If you want to grab the data I’m using for this example, you can download it here on github.

I showed this in Part I, but I’m just unzipping the file, reading it, and then removing the unzipped files so that I have the sf object in my environment. I’m also filtering to a single HUC8 to make this example a bit simpler.

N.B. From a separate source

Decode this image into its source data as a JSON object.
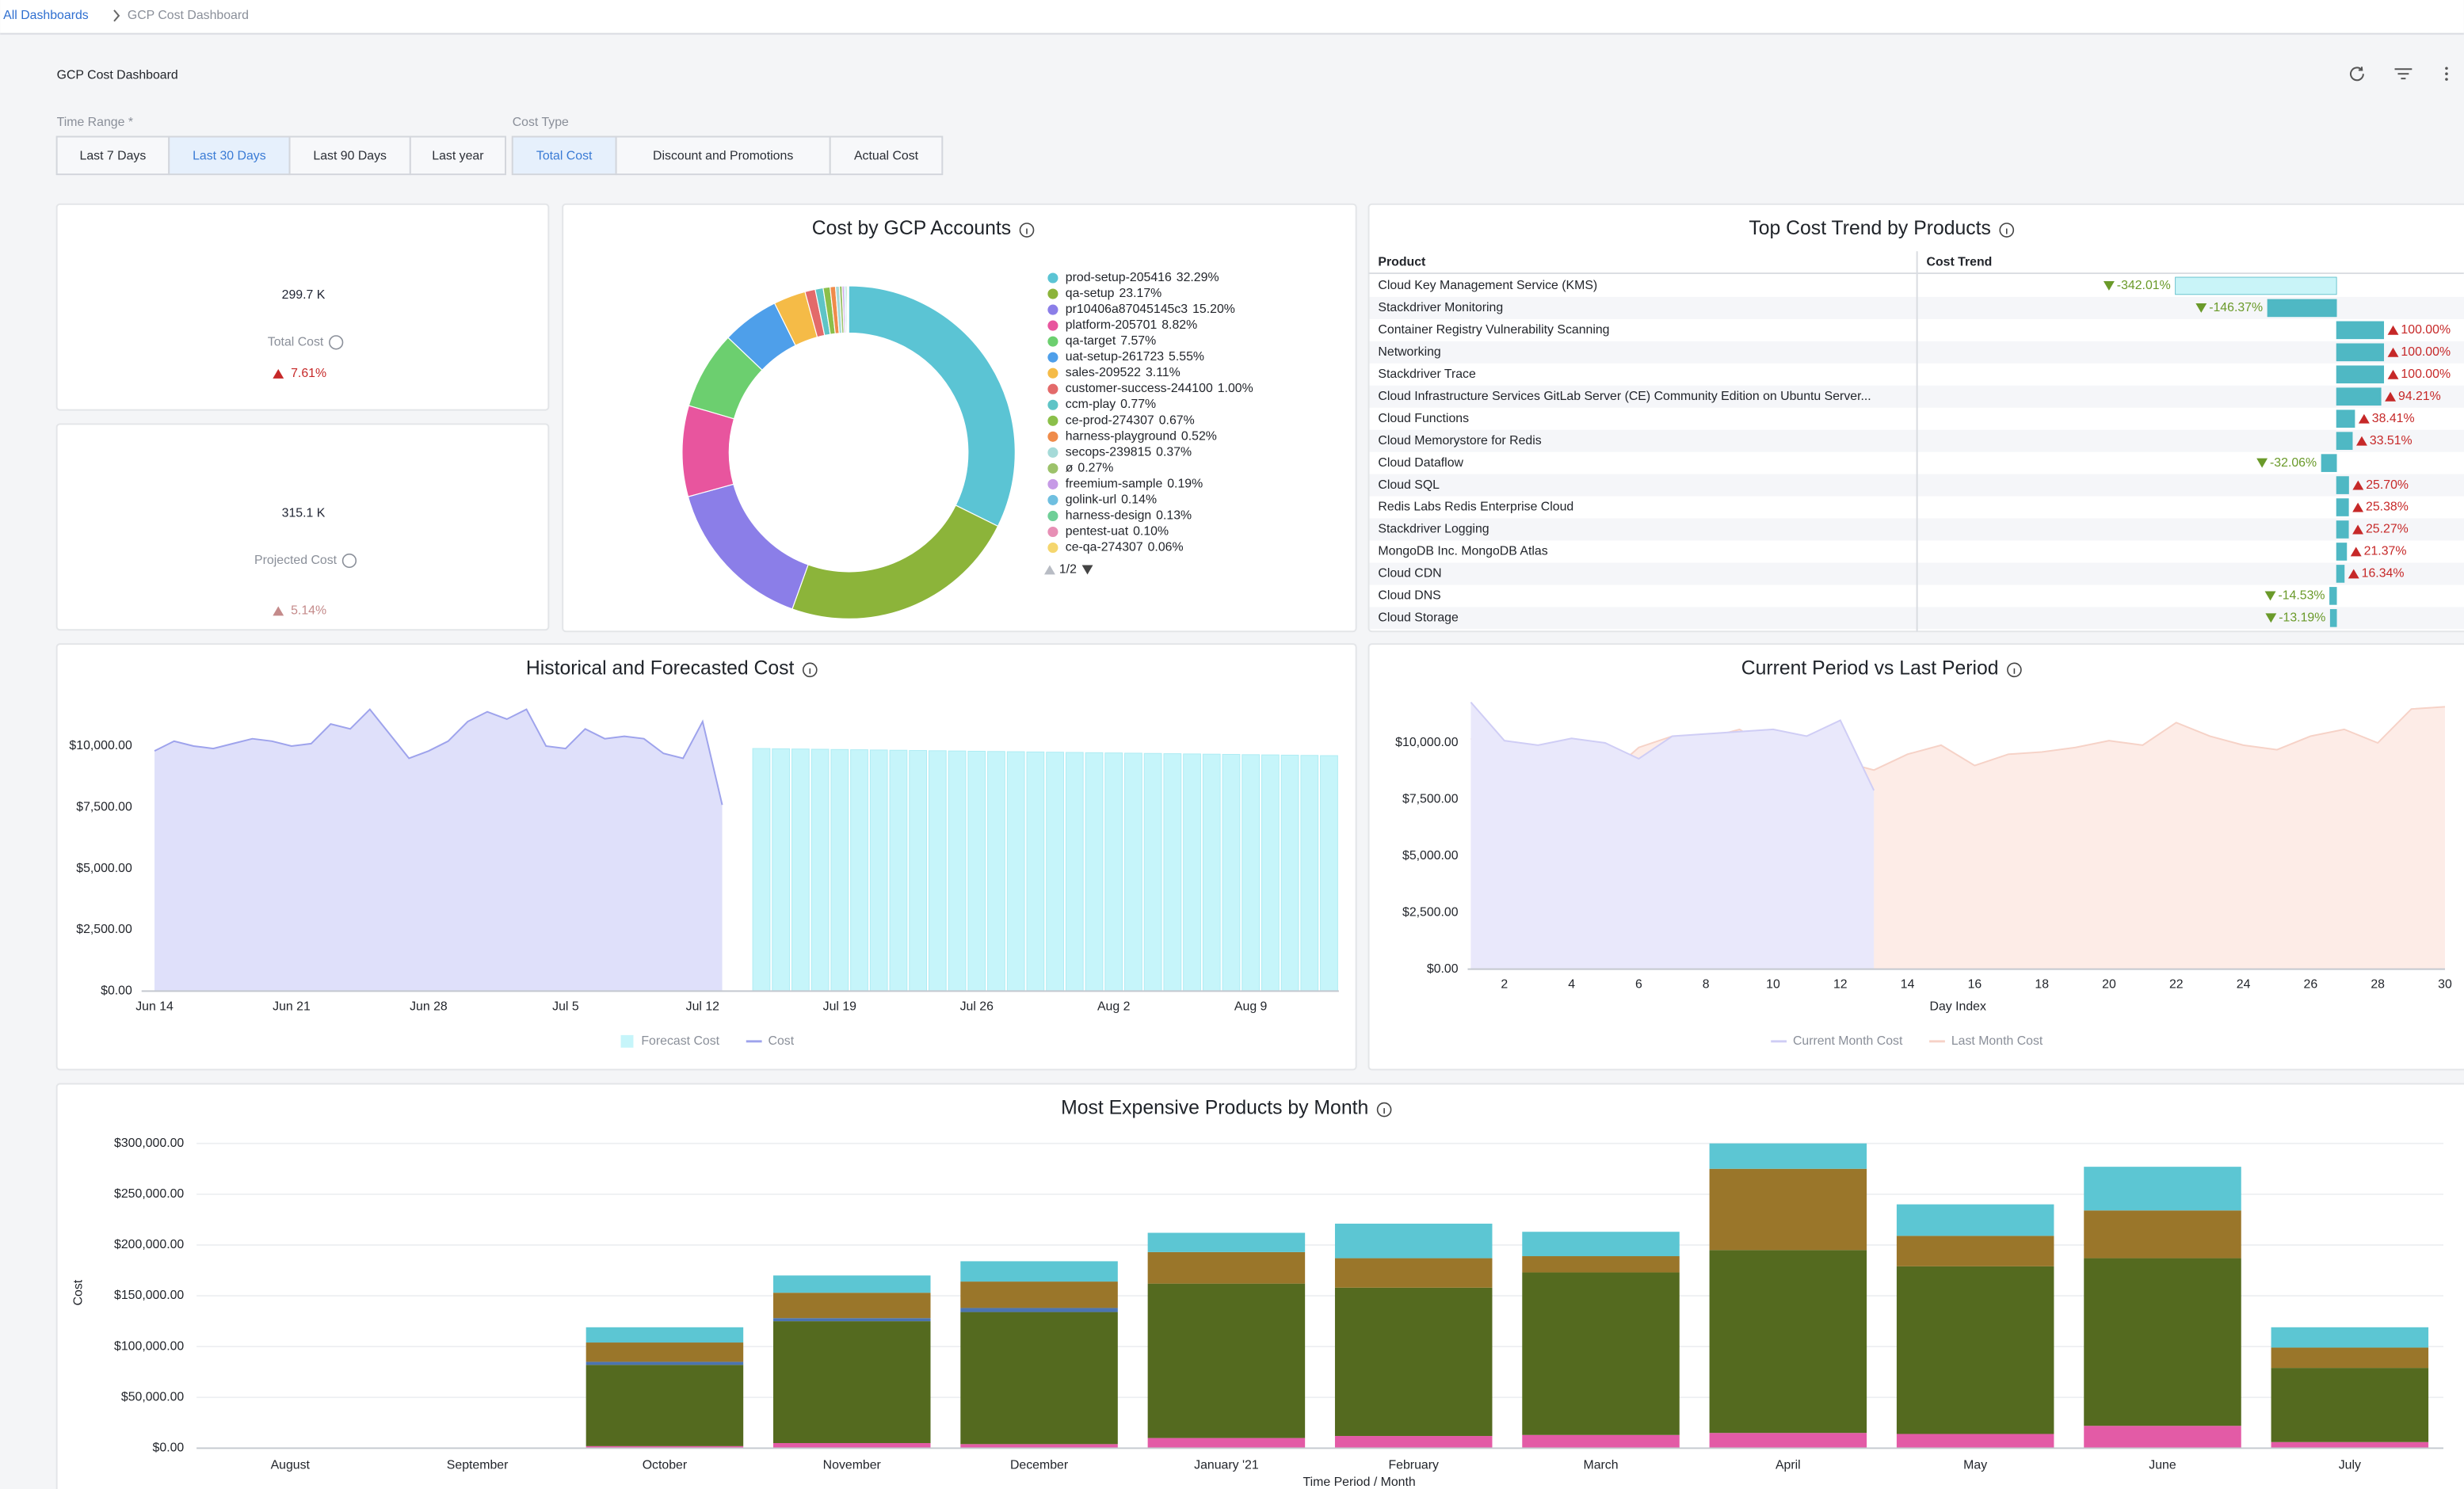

huc8 <- read_sf(unzip("data/h8_AMR_BEA_YUB.zip"), quiet = F) %>%
  st_transform(crs=4326) #%>% 
## Reading layer `h8_AMR_BEA_YUB' from data source `/Users/ryanpeek/Documents/github/ryanpeek.github.io/h8_AMR_BEA_YUB.dbf' using driver `ESRI Shapefile'
## Simple feature collection with 4 features and 5 fields
## geometry type:  POLYGON
## dimension:      XY
## bbox:           xmin: -121.5976 ymin: 38.61455 xmax: -119.9829 ymax: 39.77696
## epsg (SRID):    4326
## proj4string:    +proj=longlat +datum=WGS84 +no_defs
# then remove raw files since file is added in memory
file.remove(list.files(pattern = "h8_AMR_BEA_YUB*",recursive = F))
## [1] TRUE TRUE TRUE TRUE
h8 <- huc8 # rename for now

# get map range from this layer for flowlines call
mapRange <- c(range(st_coordinates(h8)[,1]),range(st_coordinates(h8)[,2]))

Great! Now we have some boundaries to work with. Let’s take a look at these pieces (the State/counties, and the HUC8) on a ggplot2 map. Notice there is a geom_sf call for sf data. For this example, I’m showing both a map where I don’t specify an extent (so it defaults to the first layer, which is CA), and a map with coord_sf and the mapRange which is the extent (or maximum/minimum bounding box) of the counties. Notice the difference.

# defaults to extent of first layer
ggplot() + 
  geom_sf(data=CA, color = "gray30", lwd=2, fill=NA) +
  geom_sf(data=counties_spec, fill = NA, show.legend = F, color="gray50", lwd=0.4) +
  geom_label_repel(data=counties_spec, aes(x=lon, y=lat, label=name)) +
  geom_sf(data=h8, aes(fill=HU_8_NAME), alpha=0.3, color="maroon")+
  labs(title="CA with selected counties & HUC8s", y="Latitude", x="Longitude") +
  theme_bw(base_family = "Roboto Condensed")